How agents use the graph at runtime
When an agent generates content (a support email, a landing page, a code comment), it:
- Loads the graph into memory or context
- Identifies the context (support email = support voice context)
- Queries the graph for rules that apply ("What tone should I use?")
- Applies the rules to generation ("Use empathetic, concise, action-oriented tone")
- Generates output that satisfies the constraints
- Validates output against the graph ("Does this email contain the tone attributes?")
This is deterministic. The agent is not guessing. It is applying explicit rules from a structured source.
Ship and diff
Every export is versioned like code. When the brand evolves (new color role, voice refinement, updated messaging hierarchy), you see exactly what changed in a pull request.
## Voice - Marketing context
- Bold claims backed by customer stories.
+ Bold claims backed by quantitative data. Customer stories in support copy only.

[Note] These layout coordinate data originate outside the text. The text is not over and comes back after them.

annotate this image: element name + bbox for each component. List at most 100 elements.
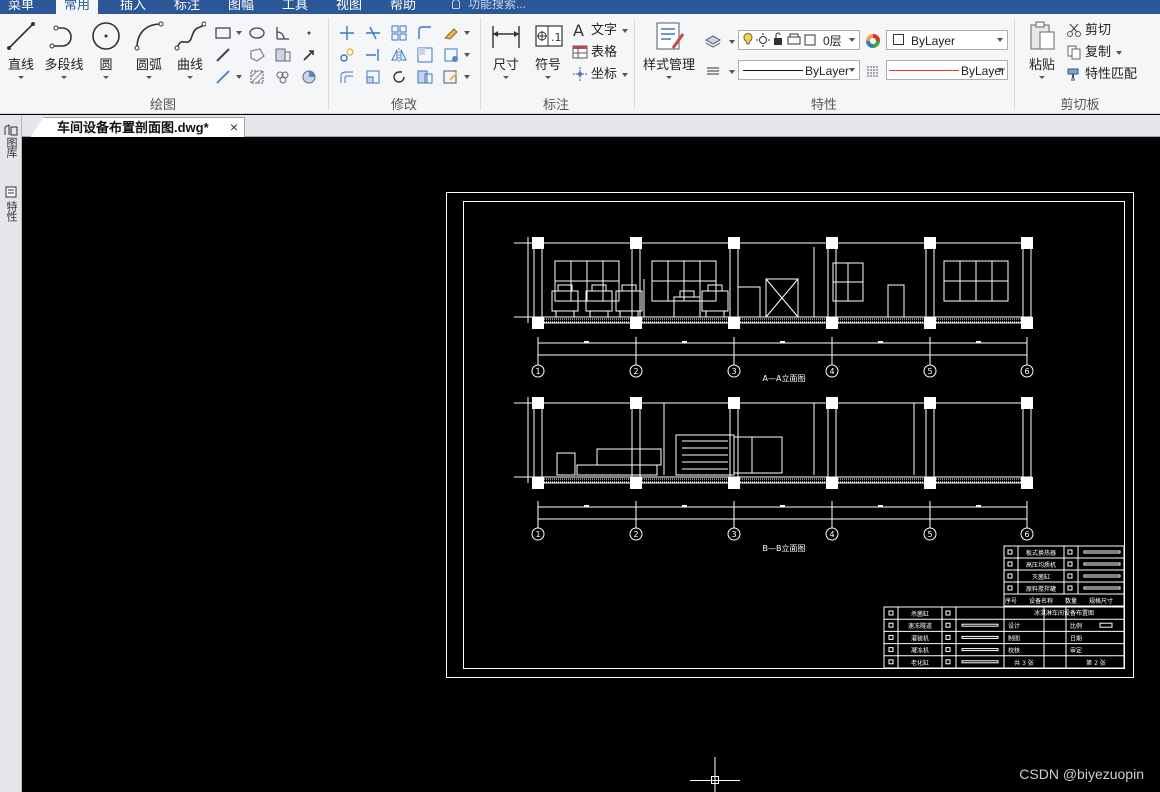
style-manager-button[interactable]: 样式管理	[640, 20, 698, 79]
ellipse-tool[interactable]	[248, 24, 266, 42]
table-label: 表格	[591, 44, 618, 59]
match-properties-button[interactable]: 特性匹配	[1066, 64, 1137, 84]
crosshair-cursor	[690, 757, 740, 792]
coordinate-button[interactable]: 坐标	[572, 64, 617, 84]
extend-tool[interactable]	[364, 46, 382, 64]
hatch-icon	[250, 70, 264, 84]
layer-dropdown[interactable]: 0层	[738, 30, 860, 50]
color-value: ByLayer	[911, 34, 956, 48]
polyline-icon	[49, 25, 72, 49]
table-button[interactable]: 表格	[572, 42, 617, 62]
axis-number: 4	[829, 367, 834, 376]
properties-group-title: 特性	[810, 97, 837, 112]
properties-dock-tab[interactable]: 特性	[3, 201, 19, 221]
hopper	[596, 448, 662, 466]
array-tool[interactable]	[390, 24, 408, 42]
color-dropdown[interactable]: ByLayer	[886, 30, 1008, 50]
polyline-label: 多段线	[44, 57, 84, 72]
move-icon	[340, 26, 354, 40]
scale-tool[interactable]	[364, 68, 382, 86]
color-picker-tool[interactable]	[864, 32, 882, 50]
mirror-tool[interactable]	[390, 46, 408, 64]
equipment-header-cell: 数量	[1065, 597, 1077, 605]
erase-tool[interactable]	[442, 24, 460, 42]
feature-search[interactable]: 功能搜索...	[444, 0, 534, 14]
text-button[interactable]: A 文字	[572, 20, 617, 40]
symbol-button[interactable]: .1 符号	[530, 20, 566, 79]
scale-icon	[366, 70, 380, 84]
tab-help[interactable]: 帮助	[382, 0, 424, 14]
row-qty	[945, 610, 951, 616]
arc-button[interactable]: 圆弧	[132, 20, 166, 79]
divider	[1014, 18, 1015, 110]
cloud-tool[interactable]	[274, 68, 292, 86]
ray-tool[interactable]	[214, 68, 232, 86]
library-dock-tab[interactable]: 图库	[3, 137, 19, 157]
point-tool[interactable]	[300, 24, 318, 42]
properties-dock-icon[interactable]	[4, 185, 18, 199]
copy-button[interactable]: 复制	[1066, 42, 1111, 62]
dimension-text	[584, 505, 589, 507]
dimension-icon	[492, 26, 520, 48]
line-button[interactable]: 直线	[4, 20, 38, 79]
lineweight-tool[interactable]	[704, 62, 722, 80]
copy-object-tool[interactable]	[338, 46, 356, 64]
library-dock-icon[interactable]	[3, 123, 19, 137]
explode-tool[interactable]	[442, 46, 460, 64]
pick-tool[interactable]	[300, 46, 318, 64]
axis-number: 1	[535, 367, 540, 376]
left-dock: 图库 特性	[0, 115, 22, 792]
tab-common[interactable]: 常用	[56, 0, 99, 14]
lineweight-preview	[889, 70, 959, 71]
region-tool[interactable]	[248, 46, 266, 64]
mirror-icon	[391, 48, 407, 62]
feature-search-placeholder: 功能搜索...	[468, 0, 527, 11]
linetype-dropdown[interactable]: ByLayer	[738, 60, 860, 80]
lineweight-dropdown[interactable]: ByLayer	[886, 60, 1008, 80]
edit-tool[interactable]	[442, 68, 460, 86]
tab-tools[interactable]: 工具	[274, 0, 316, 14]
rectangle-tool[interactable]	[214, 24, 232, 42]
tab-annotate[interactable]: 标注	[166, 0, 208, 14]
trim-tool[interactable]	[364, 24, 382, 42]
document-tab[interactable]: 车间设备布置剖面图.dwg* ×	[30, 117, 245, 137]
offset-tool[interactable]	[338, 68, 356, 86]
rotate-tool[interactable]	[390, 68, 408, 86]
break-tool[interactable]	[416, 68, 434, 86]
extend-icon	[366, 49, 379, 61]
tab-sheet[interactable]: 图幅	[220, 0, 262, 14]
row-spec	[961, 635, 999, 639]
tab-insert[interactable]: 插入	[112, 0, 154, 14]
equipment-spec	[1083, 562, 1121, 566]
dimension-button[interactable]: 尺寸	[486, 20, 526, 79]
column-node	[1021, 477, 1033, 489]
column-node	[1021, 397, 1033, 409]
close-icon[interactable]: ×	[230, 118, 238, 137]
fillet-tool[interactable]	[416, 24, 434, 42]
pie-tool[interactable]	[300, 68, 318, 86]
layer-manager-tool[interactable]	[704, 32, 722, 50]
column-node	[532, 317, 544, 329]
row-spec	[961, 648, 999, 652]
tab-view[interactable]: 视图	[328, 0, 370, 14]
polyline-button[interactable]: 多段线	[42, 20, 86, 79]
drawing-canvas[interactable]: A—A立面图 B—B立面图 1 2 3 4 5 6 1 2 3 4 5 6 板式换热器 高压均质机 灭菌…	[22, 137, 1160, 792]
angle-tool[interactable]	[274, 24, 292, 42]
construction-line-tool[interactable]	[214, 46, 232, 64]
copy-icon	[1067, 45, 1081, 60]
hatch-tool[interactable]	[248, 68, 266, 86]
paste-button[interactable]: 粘贴	[1022, 20, 1062, 79]
style-manager-label: 样式管理	[642, 57, 695, 72]
equipment-name: 高压均质机	[1026, 561, 1056, 569]
move-tool[interactable]	[338, 24, 356, 42]
block-tool[interactable]	[274, 46, 292, 64]
circle-button[interactable]: 圆	[90, 20, 122, 79]
stretch-tool[interactable]	[416, 46, 434, 64]
linestyle-tool[interactable]	[864, 62, 882, 80]
cut-button[interactable]: 剪切	[1066, 20, 1111, 40]
layer-state-icons	[743, 32, 816, 47]
curve-button[interactable]: 曲线	[172, 20, 208, 79]
tab-menu[interactable]: 菜单	[0, 0, 42, 14]
explode-icon	[444, 48, 458, 62]
text-label: 文字	[591, 22, 618, 37]
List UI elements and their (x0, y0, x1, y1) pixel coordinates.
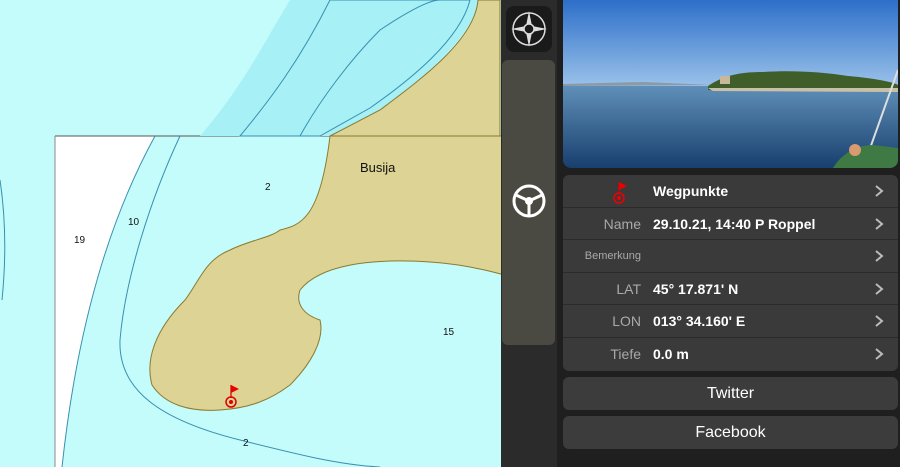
waypoint-flag-icon (613, 182, 627, 204)
row-value: Wegpunkte (653, 183, 729, 199)
helm-button[interactable] (502, 60, 555, 345)
row-label: Name (603, 215, 641, 232)
waypoint-info-list: Wegpunkte Name 29.10.21, 14:40 P Roppel … (563, 175, 898, 371)
remark-row[interactable]: Bemerkung (563, 240, 898, 273)
row-value: 0.0 m (653, 345, 689, 362)
depth-sounding: 2 (243, 438, 249, 449)
chevron-right-icon (875, 315, 884, 328)
chevron-right-icon (875, 250, 884, 262)
chevron-right-icon (875, 348, 884, 360)
longitude-row[interactable]: LON 013° 34.160' E (563, 305, 898, 338)
latitude-row[interactable]: LAT 45° 17.871' N (563, 273, 898, 306)
name-row[interactable]: Name 29.10.21, 14:40 P Roppel (563, 208, 898, 241)
depth-row[interactable]: Tiefe 0.0 m (563, 338, 898, 371)
row-label: Tiefe (610, 345, 641, 362)
row-value: 013° 34.160' E (653, 313, 746, 330)
waypoints-row[interactable]: Wegpunkte (563, 175, 898, 208)
row-label: Bemerkung (584, 250, 641, 263)
depth-sounding: 19 (74, 235, 86, 246)
depth-sounding: 10 (128, 217, 140, 228)
depth-sounding: 2 (265, 182, 271, 193)
depth-sounding: 15 (443, 327, 455, 338)
place-name-label: Busija (360, 160, 396, 175)
chevron-right-icon (875, 185, 884, 197)
compass-button[interactable] (506, 6, 552, 52)
chevron-right-icon (875, 283, 884, 295)
waypoint-photo[interactable] (563, 0, 898, 168)
twitter-share-button[interactable]: Twitter (563, 377, 898, 410)
row-label: LAT (616, 280, 641, 297)
compass-rose-icon (511, 11, 547, 47)
chevron-right-icon (875, 217, 884, 230)
row-value: 45° 17.871' N (653, 280, 739, 297)
row-value: 29.10.21, 14:40 P Roppel (653, 215, 816, 232)
row-label: LON (612, 313, 641, 330)
facebook-share-button[interactable]: Facebook (563, 416, 898, 449)
ship-wheel-icon (512, 184, 546, 218)
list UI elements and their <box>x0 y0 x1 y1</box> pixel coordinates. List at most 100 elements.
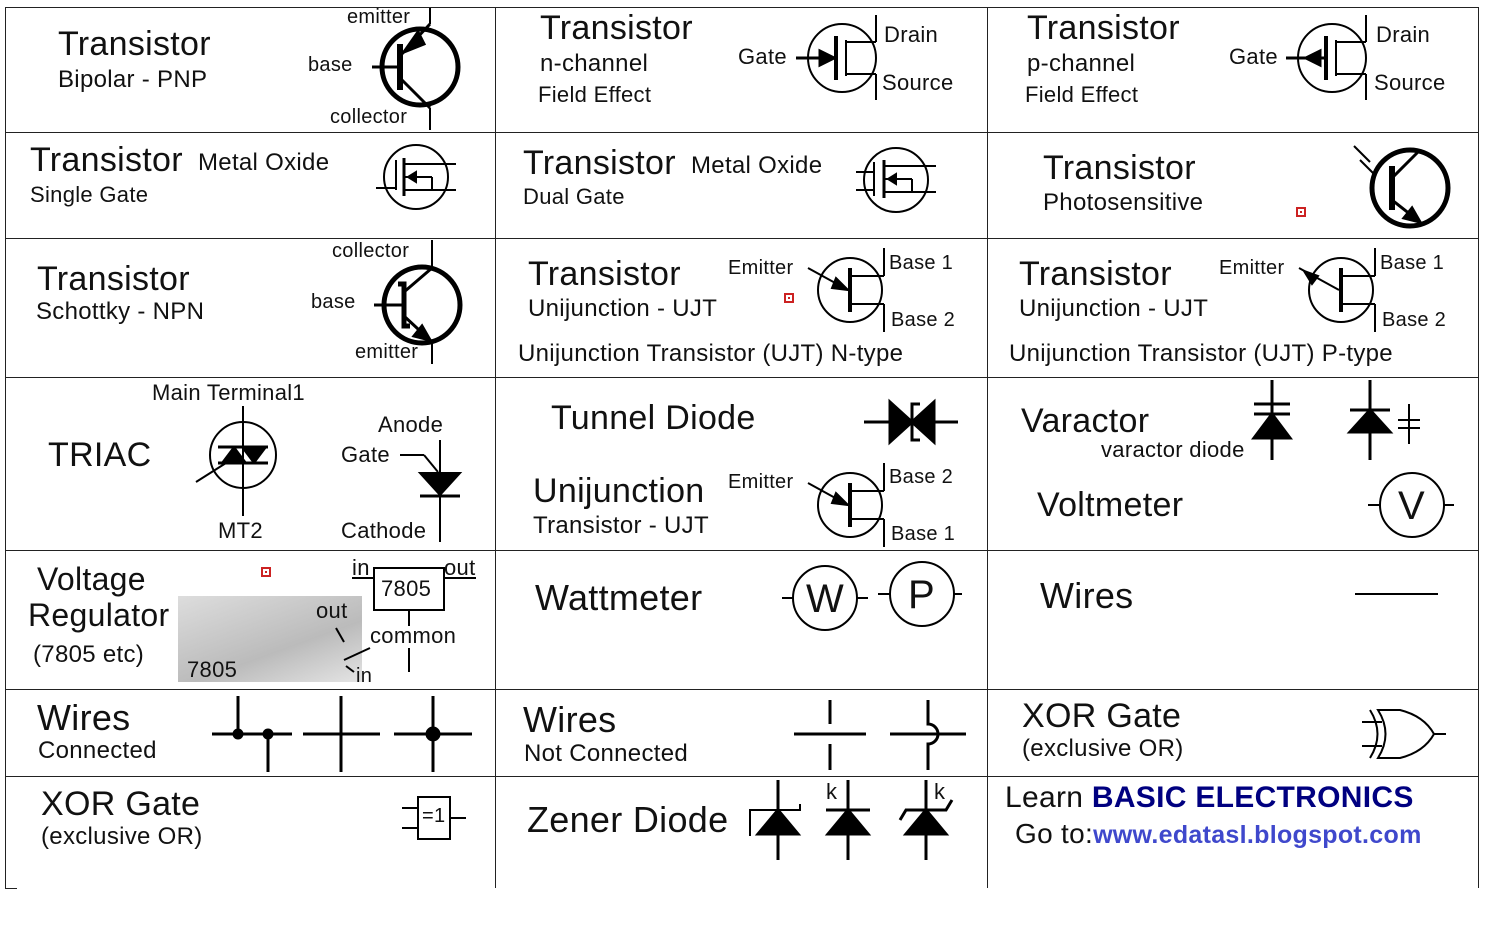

This is how governance works at scale. Not by sending updated PDFs to a distribution list, but by reviewing brand changes the same way you review code changes: with diffs, approvals, and an audit trail.
The output formats
From a single intake, BrandMythos generates seven output formats:
-
CLAUDE.md - Universal agent instructions for Claude, ChatGPT, Copilot (narrative rules). This is for language models and tells them your voice, values, constraints, and how to behave.
-
.cursorrules - Editor-specific rules for Cursor code completion. These are code-level constraints: naming conventions, component patterns, styling rules.
-
AGENTS.md - Governance file defining what agents can and cannot do. This is the scope boundary: what decisions agents can make autonomously, what requires human review, what is forbidden.
-
Design tokens - CSS custom properties and Tailwind config. Visual rules as executable code that developers can use directly.
-
System prompts - For ChatGPT Custom Instructions and Gemini. Tool-specific instruction formats for other AI platforms.
-
JSON-LD knowledge graph - Machine-queryable brand entities and relationships (the graph itself). This is what agents load to query brand rules at runtime.
-
HTML brand guide - Shareable, hosted reference for humans. A beautiful, readable version of the brand guide for team members and stakeholders.
Each format serves a different tool, a different team, and a different purpose. Together they replace the PDF not with another document, but with loadable infrastructure.
The magic is that all seven formats are generated from a single extracted graph. When you update the brand, you regenerate all seven. Everything stays in sync automatically.
Why this matters now
The research is clear: 88% of companies use AI daily, and 78% of employees bring their own AI tools. Every one of those interactions is an opportunity for brand drift or brand reinforcement.
The companies winning are not the ones with the best PDFs. They are the ones whose brand is embedded in the tools doing the work. They have structured, queryable brand graphs that agents can load and apply at runtime.